La plupart des dirigeants occidentaux sont prisonniers des engagements qu’ils ont annoncés et de manière très forte et tout à fait définitive. L’essentiel du débat aujourd’hui, paradoxalement, ne porte plus sur la Syrie, mais sur la crédibilité de la diplomatie occidentale. Le principal souci est de ne pas apparaître comme incohérent dans les choix qui ont été faits il y a déjà un an.
C’est le principal souci d'Obama et c’est en train de devenir celui des dirigeants français. La défection de la Grande-Bretagne et les atermoiements des Etats-Unis posent de graves problèmes aux responsables français qui d’une part craignent d’être isolés même dans le camp occidental, et d’autre part  d’apparaître encore plus comme manquant aux engagements annoncés.
Donc, je crois que la probabilité reste très forte, mais il faut voir cependant ce que le Congrès américain va décider, et il n’est  absolument pas certain qu'il suive le président, c’est probable, mais cela n’est pas sûr.

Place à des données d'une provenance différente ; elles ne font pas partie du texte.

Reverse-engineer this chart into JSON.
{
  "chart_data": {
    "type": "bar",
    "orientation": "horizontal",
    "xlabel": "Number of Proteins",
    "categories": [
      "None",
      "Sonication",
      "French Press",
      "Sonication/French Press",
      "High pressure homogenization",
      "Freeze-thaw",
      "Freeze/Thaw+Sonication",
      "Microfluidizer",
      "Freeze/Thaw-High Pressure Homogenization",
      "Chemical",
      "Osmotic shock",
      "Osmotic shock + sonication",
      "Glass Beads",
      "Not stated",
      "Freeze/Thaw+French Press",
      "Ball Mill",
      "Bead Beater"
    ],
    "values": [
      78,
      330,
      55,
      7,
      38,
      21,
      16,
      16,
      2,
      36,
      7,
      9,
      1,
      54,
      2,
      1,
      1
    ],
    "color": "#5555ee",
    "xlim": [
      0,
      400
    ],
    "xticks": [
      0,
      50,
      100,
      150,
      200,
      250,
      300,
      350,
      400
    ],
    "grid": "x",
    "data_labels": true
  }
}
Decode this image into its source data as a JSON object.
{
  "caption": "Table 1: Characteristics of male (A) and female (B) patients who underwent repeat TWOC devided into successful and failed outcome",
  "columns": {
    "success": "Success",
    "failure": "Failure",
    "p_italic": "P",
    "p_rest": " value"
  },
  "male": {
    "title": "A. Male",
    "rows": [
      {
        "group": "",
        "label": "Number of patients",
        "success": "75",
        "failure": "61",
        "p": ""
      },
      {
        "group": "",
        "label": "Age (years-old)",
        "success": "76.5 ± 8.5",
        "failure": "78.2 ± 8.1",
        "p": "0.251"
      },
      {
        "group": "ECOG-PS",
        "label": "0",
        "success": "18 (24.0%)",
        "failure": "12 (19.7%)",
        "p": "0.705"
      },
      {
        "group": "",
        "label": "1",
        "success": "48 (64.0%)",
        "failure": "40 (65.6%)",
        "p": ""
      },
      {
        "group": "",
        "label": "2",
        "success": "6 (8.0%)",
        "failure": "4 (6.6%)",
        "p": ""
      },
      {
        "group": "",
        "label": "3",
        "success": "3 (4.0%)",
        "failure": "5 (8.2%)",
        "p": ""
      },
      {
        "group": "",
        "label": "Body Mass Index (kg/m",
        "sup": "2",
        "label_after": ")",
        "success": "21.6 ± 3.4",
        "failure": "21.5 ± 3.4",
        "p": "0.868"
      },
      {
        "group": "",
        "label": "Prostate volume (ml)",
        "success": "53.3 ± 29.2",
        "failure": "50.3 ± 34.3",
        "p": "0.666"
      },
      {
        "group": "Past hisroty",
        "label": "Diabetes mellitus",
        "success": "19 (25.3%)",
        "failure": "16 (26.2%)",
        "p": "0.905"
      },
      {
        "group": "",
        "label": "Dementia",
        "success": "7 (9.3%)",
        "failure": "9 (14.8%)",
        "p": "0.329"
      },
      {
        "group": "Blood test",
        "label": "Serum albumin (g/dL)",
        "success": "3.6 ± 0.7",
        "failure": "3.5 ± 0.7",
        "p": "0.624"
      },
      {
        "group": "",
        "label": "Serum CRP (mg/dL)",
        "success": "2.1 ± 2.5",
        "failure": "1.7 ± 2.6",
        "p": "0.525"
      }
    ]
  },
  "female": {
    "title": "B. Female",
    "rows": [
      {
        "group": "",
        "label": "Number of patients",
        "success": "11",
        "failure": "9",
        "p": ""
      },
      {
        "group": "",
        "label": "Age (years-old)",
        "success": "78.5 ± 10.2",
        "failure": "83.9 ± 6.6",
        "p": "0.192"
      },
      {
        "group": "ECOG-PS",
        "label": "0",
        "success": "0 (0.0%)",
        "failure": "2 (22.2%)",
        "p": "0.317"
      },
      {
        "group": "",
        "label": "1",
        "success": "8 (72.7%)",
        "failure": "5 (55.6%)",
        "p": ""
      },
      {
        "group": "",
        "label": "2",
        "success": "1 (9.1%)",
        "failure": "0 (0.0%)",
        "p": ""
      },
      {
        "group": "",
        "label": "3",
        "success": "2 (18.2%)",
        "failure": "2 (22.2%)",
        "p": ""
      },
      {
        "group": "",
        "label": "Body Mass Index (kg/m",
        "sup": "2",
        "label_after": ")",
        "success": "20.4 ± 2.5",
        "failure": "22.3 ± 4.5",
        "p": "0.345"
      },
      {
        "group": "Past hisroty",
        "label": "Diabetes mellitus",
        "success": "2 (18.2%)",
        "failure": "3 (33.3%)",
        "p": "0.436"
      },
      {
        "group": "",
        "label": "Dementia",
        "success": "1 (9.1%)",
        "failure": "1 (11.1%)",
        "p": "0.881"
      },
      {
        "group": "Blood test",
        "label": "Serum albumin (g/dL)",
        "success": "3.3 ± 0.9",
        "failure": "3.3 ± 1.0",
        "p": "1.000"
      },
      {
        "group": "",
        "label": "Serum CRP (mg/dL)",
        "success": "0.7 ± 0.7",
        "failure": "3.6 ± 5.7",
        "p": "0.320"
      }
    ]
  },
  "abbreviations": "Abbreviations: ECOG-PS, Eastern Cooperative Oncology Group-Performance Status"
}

Si le Congrès ne suit pas le président  des Etats-Unis, la France ne pourra pas agir toute seule.  

 

- En cas d’une intervention, quelles seraient les conséquences non seulement sur la Syrie, mais sur toute la région ?

D’abord, le terme d’intervention militaire n’est pas vraiment approprié. Là on parle seulement de frappes. Intervenir, cela veut dire modifier la donne sur le terrain ; or ce qui est tout à fait nouveau et inédit dans la chronique des relations internationales c’est que pour la première fois les puissances occidentales veulent agir mais disent de manière explicite et forte qu’elles ne cherchent pas à renverser le régime.
Donc ce n’est pas vraiment une intervention, c’est une frappe qui est présentée plutôt comme une punition que comme une solution à la guerre. Je ne pense pas qu’en cas de frappe les choses vont changer de manière radicale. Ce que je crains en revanche, si ces frappes sont fortes et spectaculaires comme on nous l’annonce, le régime syrien se radicalisera davantage, ou plus exactement à l’intérieur du régime, les éléments les plus radicaux finissent par l’emporter sur les modérés.
Le grand paradoxe, cette action est faite dans l’idée de protéger une population mais aussi celle de punir. Punir et protéger ce n’est pas exactement la même chose. Donc, on ne peut pas aujourd’hui concevoir cette action en termes stratégiques. Il faut davantage la concevoir en termes moraux.

 

- A ce stade des tensions diplomatiques préparant une action militaire, cela ne signifie-t-il pas l’échec des efforts diplomatiques dans la résolution de ce conflit ?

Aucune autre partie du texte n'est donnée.